Janet Conrad

“I'm not your typical physicist,”says Janet Conrad, the 36-year old Columbia University physicist best known for her neutrino physics research at Fermi National Accelerator Laboratory in Batavia, Ill. “If you were to pick out the kid in the class who would be a physicist, you wouldn't pick me.”

Conrad is a young, female physicist in a field that even today is overwhelmingly male. She says, though, that it is more than just a matter of gender that sets her apart. It is a gift for explaining the esoteric concepts of particle physics in simple, everyday terms for the general public.

“I've always thought I was a little different from those in my classes, and I've learned to use it, to bring something to physics,” Conrad says. “People like the way I explain things. I think it is an unusual ability in the field of physics.”

Janet Conrad

Photo: Fermi National Accelerator Laboratory

She also finds physics research fun, something she says derives from a deep love for the work she does.

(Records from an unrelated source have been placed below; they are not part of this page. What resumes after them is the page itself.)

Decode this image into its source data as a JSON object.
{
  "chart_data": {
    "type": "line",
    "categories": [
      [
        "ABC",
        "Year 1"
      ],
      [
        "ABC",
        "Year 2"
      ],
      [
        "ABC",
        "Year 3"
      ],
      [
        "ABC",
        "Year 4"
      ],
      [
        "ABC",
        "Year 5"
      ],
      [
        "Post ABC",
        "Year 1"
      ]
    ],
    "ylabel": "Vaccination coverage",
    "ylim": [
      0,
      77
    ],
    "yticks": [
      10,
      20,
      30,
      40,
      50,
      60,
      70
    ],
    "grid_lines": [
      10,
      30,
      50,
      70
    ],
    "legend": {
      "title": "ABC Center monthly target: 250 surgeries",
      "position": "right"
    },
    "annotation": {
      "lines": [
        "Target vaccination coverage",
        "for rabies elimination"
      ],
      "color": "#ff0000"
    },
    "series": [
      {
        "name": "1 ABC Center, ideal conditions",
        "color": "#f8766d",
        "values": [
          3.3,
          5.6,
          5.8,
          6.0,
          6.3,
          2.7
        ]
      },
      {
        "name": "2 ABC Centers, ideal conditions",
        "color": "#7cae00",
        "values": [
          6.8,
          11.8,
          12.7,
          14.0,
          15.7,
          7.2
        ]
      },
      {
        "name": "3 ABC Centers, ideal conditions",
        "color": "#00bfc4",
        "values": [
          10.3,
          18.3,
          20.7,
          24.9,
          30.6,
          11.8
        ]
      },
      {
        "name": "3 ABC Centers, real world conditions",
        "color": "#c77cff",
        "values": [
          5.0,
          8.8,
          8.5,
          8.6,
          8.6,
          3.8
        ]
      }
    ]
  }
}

“I am very focused and I've been in love with this stuff from the time I first arrived at Fermilab after my junior year in college,”Conrad says. “I think it is fun and I want the everyone else to think it is fun, too.”

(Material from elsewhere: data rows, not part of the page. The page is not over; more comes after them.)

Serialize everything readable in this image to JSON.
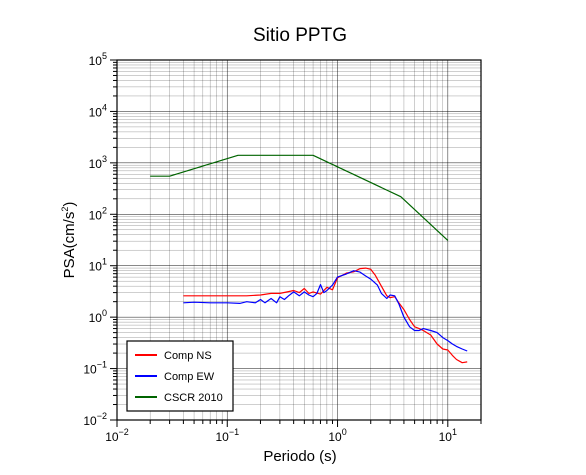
{
  "chart_data": {
    "type": "line",
    "title": "Sitio PPTG",
    "xlabel": "Periodo (s)",
    "ylabel_main": "PSA(cm/s",
    "ylabel_sup": "2",
    "ylabel_close": ")",
    "xscale": "log",
    "yscale": "log",
    "xlim": [
      0.01,
      20
    ],
    "ylim": [
      0.01,
      100000
    ],
    "grid": true,
    "legend_position": "bottom-left",
    "x_ticks": [
      {
        "base": "10",
        "exp": "−2",
        "value": 0.01
      },
      {
        "base": "10",
        "exp": "−1",
        "value": 0.1
      },
      {
        "base": "10",
        "exp": "0",
        "value": 1
      },
      {
        "base": "10",
        "exp": "1",
        "value": 10
      }
    ],
    "y_ticks": [
      {
        "base": "10",
        "exp": "−2",
        "value": 0.01
      },
      {
        "base": "10",
        "exp": "−1",
        "value": 0.1
      },
      {
        "base": "10",
        "exp": "0",
        "value": 1
      },
      {
        "base": "10",
        "exp": "1",
        "value": 10
      },
      {
        "base": "10",
        "exp": "2",
        "value": 100
      },
      {
        "base": "10",
        "exp": "3",
        "value": 1000
      },
      {
        "base": "10",
        "exp": "4",
        "value": 10000
      },
      {
        "base": "10",
        "exp": "5",
        "value": 100000
      }
    ],
    "series": [
      {
        "name": "Comp NS",
        "color": "#ff0000",
        "points": [
          [
            0.04,
            2.6
          ],
          [
            0.05,
            2.6
          ],
          [
            0.07,
            2.6
          ],
          [
            0.1,
            2.6
          ],
          [
            0.15,
            2.6
          ],
          [
            0.2,
            2.7
          ],
          [
            0.25,
            2.9
          ],
          [
            0.3,
            2.9
          ],
          [
            0.35,
            3.1
          ],
          [
            0.4,
            3.3
          ],
          [
            0.45,
            3.0
          ],
          [
            0.5,
            3.6
          ],
          [
            0.55,
            2.9
          ],
          [
            0.6,
            3.1
          ],
          [
            0.7,
            2.8
          ],
          [
            0.8,
            3.8
          ],
          [
            0.9,
            3.4
          ],
          [
            1.0,
            5.8
          ],
          [
            1.2,
            7.2
          ],
          [
            1.4,
            7.6
          ],
          [
            1.6,
            8.8
          ],
          [
            1.8,
            9.0
          ],
          [
            2.0,
            8.5
          ],
          [
            2.2,
            6.5
          ],
          [
            2.5,
            4.0
          ],
          [
            2.8,
            2.6
          ],
          [
            3.0,
            2.4
          ],
          [
            3.3,
            2.5
          ],
          [
            3.6,
            1.9
          ],
          [
            4.0,
            1.4
          ],
          [
            4.5,
            0.9
          ],
          [
            5.0,
            0.65
          ],
          [
            5.5,
            0.6
          ],
          [
            6.0,
            0.55
          ],
          [
            7.0,
            0.45
          ],
          [
            8.0,
            0.3
          ],
          [
            9.0,
            0.24
          ],
          [
            10.0,
            0.23
          ],
          [
            11.0,
            0.18
          ],
          [
            12.0,
            0.15
          ],
          [
            13.5,
            0.13
          ],
          [
            15.0,
            0.135
          ]
        ]
      },
      {
        "name": "Comp EW",
        "color": "#0000ff",
        "points": [
          [
            0.04,
            1.9
          ],
          [
            0.05,
            1.95
          ],
          [
            0.07,
            1.9
          ],
          [
            0.1,
            1.9
          ],
          [
            0.13,
            1.85
          ],
          [
            0.15,
            2.0
          ],
          [
            0.18,
            1.9
          ],
          [
            0.2,
            2.2
          ],
          [
            0.22,
            1.9
          ],
          [
            0.25,
            2.3
          ],
          [
            0.28,
            1.9
          ],
          [
            0.3,
            2.5
          ],
          [
            0.33,
            2.2
          ],
          [
            0.36,
            2.6
          ],
          [
            0.4,
            3.1
          ],
          [
            0.45,
            2.6
          ],
          [
            0.5,
            3.1
          ],
          [
            0.55,
            2.7
          ],
          [
            0.6,
            2.5
          ],
          [
            0.65,
            2.9
          ],
          [
            0.7,
            4.3
          ],
          [
            0.75,
            3.0
          ],
          [
            0.8,
            3.3
          ],
          [
            0.9,
            4.2
          ],
          [
            1.0,
            6.0
          ],
          [
            1.2,
            6.9
          ],
          [
            1.4,
            8.0
          ],
          [
            1.6,
            7.5
          ],
          [
            1.8,
            6.3
          ],
          [
            2.0,
            5.5
          ],
          [
            2.3,
            4.2
          ],
          [
            2.5,
            2.9
          ],
          [
            2.8,
            2.3
          ],
          [
            3.0,
            2.7
          ],
          [
            3.3,
            2.6
          ],
          [
            3.6,
            1.8
          ],
          [
            4.0,
            1.0
          ],
          [
            4.5,
            0.65
          ],
          [
            5.0,
            0.55
          ],
          [
            5.5,
            0.55
          ],
          [
            6.0,
            0.6
          ],
          [
            7.0,
            0.55
          ],
          [
            8.0,
            0.5
          ],
          [
            9.0,
            0.4
          ],
          [
            10.0,
            0.35
          ],
          [
            11.0,
            0.3
          ],
          [
            12.0,
            0.27
          ],
          [
            13.5,
            0.24
          ],
          [
            15.0,
            0.22
          ]
        ]
      },
      {
        "name": "CSCR 2010",
        "color": "#006400",
        "points": [
          [
            0.02,
            550
          ],
          [
            0.03,
            550
          ],
          [
            0.125,
            1400
          ],
          [
            0.6,
            1400
          ],
          [
            3.75,
            220
          ],
          [
            10.0,
            31
          ]
        ]
      }
    ]
  }
}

Today Conrad is one of the chief scientists on a project at Fermilab to determine whether or not the neutrino has mass. That is, she wants to know if the neutrino “weighs” anything or if, as has been believed until recently, it has no mass whatsoever.

The neutrino is a ubiquitous but incredibly elusive subatomic particle whose existence was first “discovered”in 1930 merely as a way to balance the energy amounts of a physics equation. It was not until 1953 that the first neutrinos were detected in an actual experiment.

Neutrinos permeate the Universe. Conrad says there are believed to be about a million of them in every “gallon” of space. Over a million trillion of them whiz through you every day. Nevertheless, these ghostly particles are almost impossible to detect because they so rarely interact with ordinary matter. In the so-called “Standard Model”—the basic conceptual framework that physicists use to describe all the fundamental particles in the universe—the neutrino has zero mass.

However, there are reasons to believe that the neutrino may indeed have a non-zero mass. What's more, Conrad says, no matter how incredibly small that mass may be, because there are so many neutrinos, the way physicists understand the structure of the physical universe would be profoundly altered. The Standard Model itself would need to be substantially revised.

“We don't know how to put a neutrino [with mass] in our Standard Model,”she says. “In the Standard Model they are massless, but there is no compelling theoretical reason for that.”

Conrad herself has been likened to a photon—the zero mass particle that travels at the maximum possible speed and is the carrier of all electromagnetic radiation, including visible light. If the energetic Conrad and her colleagues find a positive result—that is, if they show that the neutrino does have mass—then they will be responsible for a fundamental revision in how scientists understand and describe our universe.